PAKISTAN – Sedikitnya 11 tentara, termasuk seorang perwira militer, telah kehilangan nyawa mereka dan 13 lainnya menderita luka-luka ketika seorang penyerang meledakkan roketnya di distrik Swat, Pakistan utara.

“Para tentara sedang bermain bola voli di malam hari di luar pangkalan militer, ketika seorang pembom berhasil meledakkan dirinya,” kata seorang pejabat keamanan setempat, yang berbicara tanpa menyebut nama, pada hari Sabtu, tak lama setelah serangan teroris dilakukan di daerah Kabal.

Kelompok militan Pakistan Tehrik-e-Taliban Pakistan (TTP), yang juga dikenal sebagai Taliban Pakistan, dalam sebuah pernyataan mengklaim bertanggung jawab atas serangan mematikan tersebut, mengancam bahwa Islamabad harus “menunggu lebih banyak (serangan).”

Swat adalah lembah sungai dan sebuah distrik administratif di provinsi Khyber Pakhtunkhwa.
Menurut pejabat, lebih dari 2.000 gerilyawan Taliban sejauh ini diusir dari wilayah yang bergejolak.

Perdana Menteri Pakistan Shahid Khaqan Abbasi mencela serangan tersebut dalam sebuah pernyataan.

“Tidak ada serangan pengecut yang bisa menghalangi kita dalam mengejar perjuangan melawan ancaman terorisme sampai pada kesimpulan logisnya. Kami akan terus berjuang sampai jejak terakhir berakar, “kata perdana menteri, dikutip Press TV.
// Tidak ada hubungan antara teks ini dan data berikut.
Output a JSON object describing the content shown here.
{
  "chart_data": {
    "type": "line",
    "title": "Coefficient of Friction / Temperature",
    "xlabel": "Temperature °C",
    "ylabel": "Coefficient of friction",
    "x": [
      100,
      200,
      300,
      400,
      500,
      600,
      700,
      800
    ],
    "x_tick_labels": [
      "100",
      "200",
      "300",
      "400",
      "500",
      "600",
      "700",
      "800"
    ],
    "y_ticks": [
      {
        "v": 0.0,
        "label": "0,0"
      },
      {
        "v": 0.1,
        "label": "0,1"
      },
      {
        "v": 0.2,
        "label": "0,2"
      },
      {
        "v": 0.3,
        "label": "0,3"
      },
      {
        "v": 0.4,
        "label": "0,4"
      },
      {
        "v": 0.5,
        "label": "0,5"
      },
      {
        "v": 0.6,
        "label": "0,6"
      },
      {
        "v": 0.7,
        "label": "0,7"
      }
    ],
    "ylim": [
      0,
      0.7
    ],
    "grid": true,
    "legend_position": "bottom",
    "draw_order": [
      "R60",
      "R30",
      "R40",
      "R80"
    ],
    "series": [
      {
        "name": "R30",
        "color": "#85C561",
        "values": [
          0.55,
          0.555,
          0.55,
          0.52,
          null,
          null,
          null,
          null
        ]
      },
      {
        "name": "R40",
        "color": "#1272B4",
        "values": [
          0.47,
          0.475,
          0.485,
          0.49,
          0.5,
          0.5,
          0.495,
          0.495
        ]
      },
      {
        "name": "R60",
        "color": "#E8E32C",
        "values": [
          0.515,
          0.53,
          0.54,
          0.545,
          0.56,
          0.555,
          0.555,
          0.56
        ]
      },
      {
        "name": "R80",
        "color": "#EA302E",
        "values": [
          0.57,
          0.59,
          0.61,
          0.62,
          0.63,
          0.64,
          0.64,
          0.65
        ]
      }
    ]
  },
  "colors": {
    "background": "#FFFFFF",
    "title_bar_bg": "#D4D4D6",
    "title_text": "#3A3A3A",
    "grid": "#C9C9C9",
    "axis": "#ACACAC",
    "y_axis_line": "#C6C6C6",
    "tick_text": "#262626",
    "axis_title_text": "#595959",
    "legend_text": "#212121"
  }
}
Serangan mematikan terakhir yang dilakukan oleh militan TTP di Swat dimulai pada Januari 2013, ketika militan menargetkan sebuah pusat keagamaan dan membunuh 21 jamaah dan melukai 70 lainnya.

Meski sering disinggung oleh tentara Pakistan, aksi teror oleh militan terus menargetkan pasukan keamanan dan juga warga sipil.

Ribuan orang Pakistan telah kehilangan nyawa mereka dalam pemboman dan serangan militan lainnya sejak tahun 2001, ketika Pakistan menandatangani sebuah aliansi dengan Amerika Serikat dalam perang yang disebut Washington melawan teror.

Ribuan lagi telah mengungsi akibat gelombang kekerasan dan militansi yang melanda negara tersebut.